Being a freethinking fisherman who will try anything, I borrowed the colonel's flimsy rod, only to find out that, while bread bait may not be immoral, it was in this case impractical. Mother Slonaker's loaf was so creamy good that it simply melted off the hook, and the trout would gobble it up as it drifted toward the bottom of the pool. At this point a conventional fisherman would have given up, but not an iconoclast with a fish crow to feed. Looking around for a bread substitute, I could hardly fail to see the piles of cigarette butts with which the colonel, while nervously dueling the trout, had littered the bank of the pool, Fortunately, he smoked Brand X, a filtered fag, suitably safe and masculine for a marine. Breaking off a firm, fibrous, buoyant filter, I put it on the hook and threw it in the water. A rainbow immediately rose, trout-lipped the butt, swallowed it and was pulled out on the grass.
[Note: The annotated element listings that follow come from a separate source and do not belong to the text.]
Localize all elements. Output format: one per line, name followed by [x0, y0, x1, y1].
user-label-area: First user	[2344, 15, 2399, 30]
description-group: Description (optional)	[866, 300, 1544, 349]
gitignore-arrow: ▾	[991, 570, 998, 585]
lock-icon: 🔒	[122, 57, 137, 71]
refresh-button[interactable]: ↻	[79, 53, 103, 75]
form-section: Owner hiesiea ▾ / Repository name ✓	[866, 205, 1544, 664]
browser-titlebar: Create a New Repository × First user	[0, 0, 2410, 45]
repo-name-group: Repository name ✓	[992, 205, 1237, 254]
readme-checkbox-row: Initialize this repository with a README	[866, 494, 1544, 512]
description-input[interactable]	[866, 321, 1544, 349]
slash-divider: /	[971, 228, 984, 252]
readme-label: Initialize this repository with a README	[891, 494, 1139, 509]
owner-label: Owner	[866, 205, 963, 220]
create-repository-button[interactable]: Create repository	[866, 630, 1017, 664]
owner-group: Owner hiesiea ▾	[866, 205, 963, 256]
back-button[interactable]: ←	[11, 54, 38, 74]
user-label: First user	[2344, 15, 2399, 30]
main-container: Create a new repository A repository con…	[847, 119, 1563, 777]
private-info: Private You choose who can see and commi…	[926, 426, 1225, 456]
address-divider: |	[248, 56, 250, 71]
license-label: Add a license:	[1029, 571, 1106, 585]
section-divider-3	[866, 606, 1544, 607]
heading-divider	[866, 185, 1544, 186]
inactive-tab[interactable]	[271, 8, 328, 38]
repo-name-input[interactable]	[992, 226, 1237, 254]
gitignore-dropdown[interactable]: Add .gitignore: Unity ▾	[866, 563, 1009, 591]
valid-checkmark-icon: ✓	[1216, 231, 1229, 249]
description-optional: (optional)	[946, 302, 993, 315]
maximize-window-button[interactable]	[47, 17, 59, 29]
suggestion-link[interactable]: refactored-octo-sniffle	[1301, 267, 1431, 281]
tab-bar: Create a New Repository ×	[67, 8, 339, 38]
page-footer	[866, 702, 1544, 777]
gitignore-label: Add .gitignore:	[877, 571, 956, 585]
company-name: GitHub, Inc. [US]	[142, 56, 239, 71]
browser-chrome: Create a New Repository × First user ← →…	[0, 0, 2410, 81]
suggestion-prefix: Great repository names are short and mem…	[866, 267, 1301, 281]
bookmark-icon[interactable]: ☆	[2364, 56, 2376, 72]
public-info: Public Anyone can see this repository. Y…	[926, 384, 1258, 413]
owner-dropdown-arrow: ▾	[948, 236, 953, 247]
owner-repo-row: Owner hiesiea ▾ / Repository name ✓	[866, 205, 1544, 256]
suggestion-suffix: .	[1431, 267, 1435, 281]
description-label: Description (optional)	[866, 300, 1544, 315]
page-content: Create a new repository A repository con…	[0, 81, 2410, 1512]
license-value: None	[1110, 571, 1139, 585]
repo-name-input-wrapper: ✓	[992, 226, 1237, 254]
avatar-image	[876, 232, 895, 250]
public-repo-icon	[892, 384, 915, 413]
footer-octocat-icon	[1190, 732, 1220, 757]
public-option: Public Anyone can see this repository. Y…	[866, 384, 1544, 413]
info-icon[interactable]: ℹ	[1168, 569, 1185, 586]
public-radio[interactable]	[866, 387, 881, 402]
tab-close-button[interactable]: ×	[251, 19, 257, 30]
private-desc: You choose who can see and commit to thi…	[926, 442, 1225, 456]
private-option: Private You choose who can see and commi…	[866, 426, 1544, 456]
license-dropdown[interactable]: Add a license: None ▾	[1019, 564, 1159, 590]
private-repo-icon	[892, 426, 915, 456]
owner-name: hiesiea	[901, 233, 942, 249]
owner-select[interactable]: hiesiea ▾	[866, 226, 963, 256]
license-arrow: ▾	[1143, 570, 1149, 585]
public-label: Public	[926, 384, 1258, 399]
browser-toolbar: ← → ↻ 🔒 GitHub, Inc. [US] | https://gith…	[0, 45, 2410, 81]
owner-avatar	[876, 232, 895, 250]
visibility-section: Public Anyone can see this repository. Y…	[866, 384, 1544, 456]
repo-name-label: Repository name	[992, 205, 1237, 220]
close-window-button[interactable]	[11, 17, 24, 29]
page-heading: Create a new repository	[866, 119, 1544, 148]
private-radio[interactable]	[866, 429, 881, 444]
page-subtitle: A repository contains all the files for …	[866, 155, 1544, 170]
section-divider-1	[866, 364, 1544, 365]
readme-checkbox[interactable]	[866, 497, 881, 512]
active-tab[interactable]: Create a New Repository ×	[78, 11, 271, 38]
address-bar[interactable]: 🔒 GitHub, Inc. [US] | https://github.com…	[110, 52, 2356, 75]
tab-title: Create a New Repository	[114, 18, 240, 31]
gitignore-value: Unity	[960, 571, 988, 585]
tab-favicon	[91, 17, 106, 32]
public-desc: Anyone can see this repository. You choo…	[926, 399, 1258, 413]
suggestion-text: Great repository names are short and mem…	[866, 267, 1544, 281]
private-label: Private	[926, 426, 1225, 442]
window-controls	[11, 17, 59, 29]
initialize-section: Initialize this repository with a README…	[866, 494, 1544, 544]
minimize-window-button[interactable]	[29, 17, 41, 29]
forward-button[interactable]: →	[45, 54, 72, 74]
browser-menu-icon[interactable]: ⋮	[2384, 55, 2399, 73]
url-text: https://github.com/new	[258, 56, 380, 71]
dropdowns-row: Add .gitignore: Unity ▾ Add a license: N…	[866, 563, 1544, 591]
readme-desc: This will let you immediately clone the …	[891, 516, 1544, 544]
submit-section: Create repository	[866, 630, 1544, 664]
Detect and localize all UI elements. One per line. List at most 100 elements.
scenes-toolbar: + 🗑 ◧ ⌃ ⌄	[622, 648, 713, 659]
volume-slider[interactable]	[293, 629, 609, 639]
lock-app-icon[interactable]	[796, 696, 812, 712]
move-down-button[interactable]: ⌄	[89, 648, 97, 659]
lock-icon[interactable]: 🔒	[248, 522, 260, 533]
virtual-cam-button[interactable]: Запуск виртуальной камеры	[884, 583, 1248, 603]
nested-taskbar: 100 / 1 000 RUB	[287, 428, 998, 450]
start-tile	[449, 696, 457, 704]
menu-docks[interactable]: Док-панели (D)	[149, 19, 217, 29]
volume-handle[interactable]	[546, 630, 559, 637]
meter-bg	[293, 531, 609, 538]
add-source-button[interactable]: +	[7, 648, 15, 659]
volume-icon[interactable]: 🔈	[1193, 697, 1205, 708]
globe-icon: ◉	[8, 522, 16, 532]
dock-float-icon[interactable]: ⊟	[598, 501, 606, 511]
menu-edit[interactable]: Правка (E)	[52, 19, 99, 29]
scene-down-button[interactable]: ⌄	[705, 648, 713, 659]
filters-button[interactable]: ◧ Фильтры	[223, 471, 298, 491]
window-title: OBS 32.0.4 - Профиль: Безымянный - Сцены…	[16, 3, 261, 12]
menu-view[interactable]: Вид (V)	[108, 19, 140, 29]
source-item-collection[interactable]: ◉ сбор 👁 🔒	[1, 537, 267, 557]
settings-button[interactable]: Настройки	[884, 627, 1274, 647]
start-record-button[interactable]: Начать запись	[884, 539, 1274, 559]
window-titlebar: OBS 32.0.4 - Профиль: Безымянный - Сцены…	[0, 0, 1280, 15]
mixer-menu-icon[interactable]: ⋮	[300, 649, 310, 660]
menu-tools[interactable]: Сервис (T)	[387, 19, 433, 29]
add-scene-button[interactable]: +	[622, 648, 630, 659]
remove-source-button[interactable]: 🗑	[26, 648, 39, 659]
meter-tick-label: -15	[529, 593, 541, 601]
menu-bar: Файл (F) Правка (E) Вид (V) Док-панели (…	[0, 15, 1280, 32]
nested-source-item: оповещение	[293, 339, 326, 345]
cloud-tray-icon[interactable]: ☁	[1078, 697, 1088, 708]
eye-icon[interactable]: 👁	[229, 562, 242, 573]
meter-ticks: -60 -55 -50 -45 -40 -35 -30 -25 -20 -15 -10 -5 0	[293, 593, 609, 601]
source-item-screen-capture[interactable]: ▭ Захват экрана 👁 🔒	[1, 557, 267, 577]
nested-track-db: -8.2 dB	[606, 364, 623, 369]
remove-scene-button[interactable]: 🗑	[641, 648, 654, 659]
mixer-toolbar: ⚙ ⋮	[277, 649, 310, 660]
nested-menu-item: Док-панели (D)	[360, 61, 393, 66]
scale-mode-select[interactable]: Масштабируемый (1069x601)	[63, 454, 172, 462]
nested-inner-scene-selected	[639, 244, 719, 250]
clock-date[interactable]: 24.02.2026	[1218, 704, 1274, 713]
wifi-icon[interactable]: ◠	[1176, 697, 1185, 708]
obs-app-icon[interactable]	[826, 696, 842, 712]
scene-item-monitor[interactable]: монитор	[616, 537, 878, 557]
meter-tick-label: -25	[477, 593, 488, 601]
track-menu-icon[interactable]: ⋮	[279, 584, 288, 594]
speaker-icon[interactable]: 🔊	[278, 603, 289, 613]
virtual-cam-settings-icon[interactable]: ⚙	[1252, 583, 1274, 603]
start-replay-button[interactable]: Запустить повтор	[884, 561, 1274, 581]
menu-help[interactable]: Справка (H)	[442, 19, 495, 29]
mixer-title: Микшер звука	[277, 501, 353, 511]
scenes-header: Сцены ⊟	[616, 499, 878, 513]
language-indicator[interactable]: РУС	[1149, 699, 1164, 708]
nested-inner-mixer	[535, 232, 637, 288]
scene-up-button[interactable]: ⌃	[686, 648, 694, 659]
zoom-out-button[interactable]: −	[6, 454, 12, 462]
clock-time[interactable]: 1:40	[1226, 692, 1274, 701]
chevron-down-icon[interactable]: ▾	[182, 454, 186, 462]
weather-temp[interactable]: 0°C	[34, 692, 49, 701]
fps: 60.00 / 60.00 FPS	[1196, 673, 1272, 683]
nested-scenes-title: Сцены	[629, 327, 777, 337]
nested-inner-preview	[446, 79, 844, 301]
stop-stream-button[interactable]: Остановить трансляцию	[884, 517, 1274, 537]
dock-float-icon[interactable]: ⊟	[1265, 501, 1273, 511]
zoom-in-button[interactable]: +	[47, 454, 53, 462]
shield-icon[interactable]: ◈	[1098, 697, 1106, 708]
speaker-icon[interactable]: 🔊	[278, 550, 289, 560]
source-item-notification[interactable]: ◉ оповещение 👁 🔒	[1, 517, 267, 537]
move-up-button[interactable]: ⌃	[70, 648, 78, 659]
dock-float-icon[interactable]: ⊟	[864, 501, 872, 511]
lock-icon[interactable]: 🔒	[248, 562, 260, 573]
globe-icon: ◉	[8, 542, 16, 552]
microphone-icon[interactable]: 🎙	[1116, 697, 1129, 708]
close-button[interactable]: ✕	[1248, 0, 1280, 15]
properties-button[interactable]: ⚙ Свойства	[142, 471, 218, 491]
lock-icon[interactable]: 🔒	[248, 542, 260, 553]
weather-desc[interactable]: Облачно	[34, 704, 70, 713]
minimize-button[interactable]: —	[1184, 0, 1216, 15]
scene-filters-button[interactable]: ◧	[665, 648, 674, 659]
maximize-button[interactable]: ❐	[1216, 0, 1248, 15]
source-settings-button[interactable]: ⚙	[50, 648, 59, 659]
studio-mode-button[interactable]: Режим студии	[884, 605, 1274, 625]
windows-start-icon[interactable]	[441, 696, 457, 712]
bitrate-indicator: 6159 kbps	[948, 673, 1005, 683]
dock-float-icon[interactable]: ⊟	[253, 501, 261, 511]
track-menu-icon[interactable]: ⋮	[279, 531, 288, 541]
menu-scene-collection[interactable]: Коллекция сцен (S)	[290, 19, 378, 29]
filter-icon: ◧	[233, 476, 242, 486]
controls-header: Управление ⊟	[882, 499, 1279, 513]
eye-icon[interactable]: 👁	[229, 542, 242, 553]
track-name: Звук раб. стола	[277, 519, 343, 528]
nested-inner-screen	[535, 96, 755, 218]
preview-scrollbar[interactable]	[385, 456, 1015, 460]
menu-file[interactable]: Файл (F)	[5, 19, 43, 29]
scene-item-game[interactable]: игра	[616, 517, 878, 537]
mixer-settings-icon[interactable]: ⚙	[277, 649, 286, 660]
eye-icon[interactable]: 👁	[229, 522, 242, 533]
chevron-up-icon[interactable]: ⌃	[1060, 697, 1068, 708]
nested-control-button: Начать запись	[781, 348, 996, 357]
"Throw that #$%)&+ fish back in the %$&+$&% water," bellowed the colonel, reverting in his shock to his Parris Island manners. He looked as if he might explode.
"Put it back? I'm trying to get them out of here," I said.
"You," the colonel said coldly, as if dealing with some dirty Comsymp, "took that trout on a cigarette."
It was, I believe, my finest fishing hour. I felt I was compleat, and I now saw myself for what I truly am, a prophet scorned, who nonetheless will lead the Fishing Establishment kicking and screaming into the bright promise of the post-Walton world.